Hh-mediated somatic cell proliferation and polar/stalk cell fate specification require Cas. (A–F) Hyperactivity of Hh signaling ectopically induces Cas. (A–C) Heat shock of Hh induced enlarged stalks that express Cas (green) and FasIII (red) (arrowhead). (D–F) ptc^S2-mutant clones that are GFP⁻ (marked by dashed lines) also cause massive stalks and extra Cas⁺ cells (red). (G–I) No such phenotype was observed in control clones. (J–M) Loss of Hh activity causes fused egg chambers. (J) hh^ts/+ control ovarioles are stained for Cas (green) and Eya (red). Each egg chamber has 16 germ cells [large DAPI-stained nuclei (blue)], six of which appear in this focal plane. (K) An hh^ts/hh^AC fused egg chamber contains 32 germ cell nuclei, 14 of which appear in this focal plane. (L and M) Two germline clusters marked by VASA (red) are encapsulated in one hh^ts/hh^AC fused egg chamber lacking polar or stalk cells labeled by Cas (green). (N–Q) smo³-mutant (GFP⁻) intercyst cells (outlined in white) show reduced Cas (red). (R–T) smo³, eya^54C2 double-mutant clones (GFP⁻; white outline) exhibit ectopic expression of Cas (red) in the main-body follicle cells (arrowhead) and enlarged stalks (arrows). (U–W) Ovarioles stained for Cas (green) to show stalk cells (arrows) and FasIII (red). (V) Enhancement of the hs-hh phenotype by mutation of one eya allele. Stalks were enlarged further compared with hs-hh alone (arrows), and extra Cas-expressing cells were present near the poles (white arcs). (W) Expression of a Cas RNAi line using hs-GAL4 suppressed the hs-hh phenotype. Stalks reverted to normal (open arrowhead) or to even smaller-than-normal (arrows) size. Boxed regions are shown at higher magnification below. (Scale bars: 20 μm.)

Fig. 4.

Follicle cell fate specification by Hh, Eya, and Cas. (A–J) The combination of Cas (green) and EYA (red) expression. FSCs and the early progeny (arrowheads in C–E) express both proteins. Cas expression increases in the region between two cysts (arrows) but gradually is down-regulated in presumptive main-body follicle cells in region 3 (arc) where Eya expression (red) is up-regulated. (F–J) High magnification of germaria showing successive stages of follicle cell fate specification.
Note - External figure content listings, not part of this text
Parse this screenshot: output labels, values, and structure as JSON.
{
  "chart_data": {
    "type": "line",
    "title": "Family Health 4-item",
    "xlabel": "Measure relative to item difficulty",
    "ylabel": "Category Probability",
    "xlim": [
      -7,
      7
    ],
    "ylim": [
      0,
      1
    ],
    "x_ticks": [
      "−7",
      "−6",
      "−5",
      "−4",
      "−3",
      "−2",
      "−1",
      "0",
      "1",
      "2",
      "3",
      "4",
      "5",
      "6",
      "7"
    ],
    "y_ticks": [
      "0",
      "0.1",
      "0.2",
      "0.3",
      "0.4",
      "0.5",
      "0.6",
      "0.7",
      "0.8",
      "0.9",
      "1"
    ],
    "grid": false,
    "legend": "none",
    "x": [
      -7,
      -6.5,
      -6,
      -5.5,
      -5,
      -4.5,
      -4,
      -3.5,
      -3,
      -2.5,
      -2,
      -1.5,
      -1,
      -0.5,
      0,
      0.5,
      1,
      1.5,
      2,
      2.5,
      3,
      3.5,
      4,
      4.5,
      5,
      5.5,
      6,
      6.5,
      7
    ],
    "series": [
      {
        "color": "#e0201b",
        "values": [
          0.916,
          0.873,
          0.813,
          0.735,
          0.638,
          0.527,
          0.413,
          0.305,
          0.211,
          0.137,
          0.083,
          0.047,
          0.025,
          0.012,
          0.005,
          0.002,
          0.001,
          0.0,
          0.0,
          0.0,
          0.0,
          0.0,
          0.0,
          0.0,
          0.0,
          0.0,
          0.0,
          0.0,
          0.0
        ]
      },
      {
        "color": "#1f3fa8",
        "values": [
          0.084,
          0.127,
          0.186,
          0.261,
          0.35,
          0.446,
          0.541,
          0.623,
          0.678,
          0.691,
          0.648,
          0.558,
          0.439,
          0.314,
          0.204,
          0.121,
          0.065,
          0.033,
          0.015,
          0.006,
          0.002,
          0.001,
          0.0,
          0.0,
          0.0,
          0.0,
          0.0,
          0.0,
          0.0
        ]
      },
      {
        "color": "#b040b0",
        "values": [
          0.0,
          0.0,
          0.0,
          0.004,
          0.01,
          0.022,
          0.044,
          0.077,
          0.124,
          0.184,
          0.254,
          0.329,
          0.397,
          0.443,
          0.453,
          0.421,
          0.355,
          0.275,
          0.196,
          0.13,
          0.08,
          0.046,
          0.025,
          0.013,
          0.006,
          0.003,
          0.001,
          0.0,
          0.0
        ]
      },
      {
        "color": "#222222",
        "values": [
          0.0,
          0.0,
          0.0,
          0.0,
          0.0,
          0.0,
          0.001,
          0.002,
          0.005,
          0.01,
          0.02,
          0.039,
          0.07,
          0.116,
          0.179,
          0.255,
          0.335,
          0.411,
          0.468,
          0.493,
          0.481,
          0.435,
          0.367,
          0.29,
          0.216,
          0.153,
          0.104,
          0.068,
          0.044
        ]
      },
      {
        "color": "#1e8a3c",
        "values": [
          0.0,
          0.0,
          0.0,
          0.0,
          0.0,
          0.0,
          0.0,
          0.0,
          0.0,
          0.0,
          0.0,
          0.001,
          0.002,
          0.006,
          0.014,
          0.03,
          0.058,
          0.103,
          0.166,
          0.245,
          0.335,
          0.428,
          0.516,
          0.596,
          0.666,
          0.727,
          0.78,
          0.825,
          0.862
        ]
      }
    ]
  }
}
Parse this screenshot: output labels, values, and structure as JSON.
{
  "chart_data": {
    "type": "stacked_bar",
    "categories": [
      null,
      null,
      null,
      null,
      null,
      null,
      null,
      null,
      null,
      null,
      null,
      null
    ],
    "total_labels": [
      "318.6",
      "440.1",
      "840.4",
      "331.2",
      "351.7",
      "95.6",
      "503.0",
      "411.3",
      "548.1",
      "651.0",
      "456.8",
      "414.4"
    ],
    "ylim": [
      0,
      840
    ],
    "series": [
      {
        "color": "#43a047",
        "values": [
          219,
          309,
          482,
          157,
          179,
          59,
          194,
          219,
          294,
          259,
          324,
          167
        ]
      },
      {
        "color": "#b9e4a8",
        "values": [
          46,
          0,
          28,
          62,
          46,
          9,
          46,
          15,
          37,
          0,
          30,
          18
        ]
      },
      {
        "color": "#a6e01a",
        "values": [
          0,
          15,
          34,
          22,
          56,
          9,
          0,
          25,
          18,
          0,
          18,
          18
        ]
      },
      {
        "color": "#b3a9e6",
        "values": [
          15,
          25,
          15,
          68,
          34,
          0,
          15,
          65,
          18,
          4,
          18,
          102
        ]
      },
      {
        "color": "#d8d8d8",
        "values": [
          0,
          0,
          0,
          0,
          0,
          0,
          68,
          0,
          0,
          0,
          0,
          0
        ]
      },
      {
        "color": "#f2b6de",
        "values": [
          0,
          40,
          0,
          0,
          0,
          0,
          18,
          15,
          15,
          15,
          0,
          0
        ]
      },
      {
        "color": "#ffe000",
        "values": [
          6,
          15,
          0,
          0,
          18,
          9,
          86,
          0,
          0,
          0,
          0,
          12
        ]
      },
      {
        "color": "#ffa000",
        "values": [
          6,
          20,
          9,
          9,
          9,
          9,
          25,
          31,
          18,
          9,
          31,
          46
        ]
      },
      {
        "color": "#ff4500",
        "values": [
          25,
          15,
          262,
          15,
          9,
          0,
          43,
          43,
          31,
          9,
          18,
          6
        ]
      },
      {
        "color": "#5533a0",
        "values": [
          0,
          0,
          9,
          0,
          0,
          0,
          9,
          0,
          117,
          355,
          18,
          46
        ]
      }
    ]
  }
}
VASA staining of the germline is shown in blue. Presumptive polar/stalk precursor cells at the border between two cysts are indicated by brackets, and the presumptive main-body follicle precursors are indicated by arcs. C–J are confocal micrographs. A and B are 3D reconstructions of micrographs taken from the ovariole shown in Fig. 2 A and B. (Scale bars: 20 μm.) (K–M) Schematic diagram illustrating the progression of follicle precursor differentiation. Green and red represent cells expressing high levels of Cas and Eya, respectively. Yellow indicates cells expressing similar levels of Cas and Eya. Orange represents high Eya expression with a residual low level of Cas. (K) The FSC (dark green) gives rise to progeny that continue to divide and gradually differentiate into polar/stalk precursors (bracket) at the border between regions 2b and 3. Meanwhile, the presumptive main-body follicles (arcs) gradually lose Cas protein. (L) The polar/stalk precursors (bracket) separate the cysts. (M) Some of the polar/stalk precursors (bracket) differentiate into polar cells (asterisks). Polar cells secrete Unpaired to induce the neighboring precursor cells to form the stalk. Finally, after egg-chamber budding, only polar and stalk cells (green) express Cas, and Eya expression is restricted to the main-body follicle cells (red). (N) Positive and negative signals controlling the indicated stages of normal follicle cell development.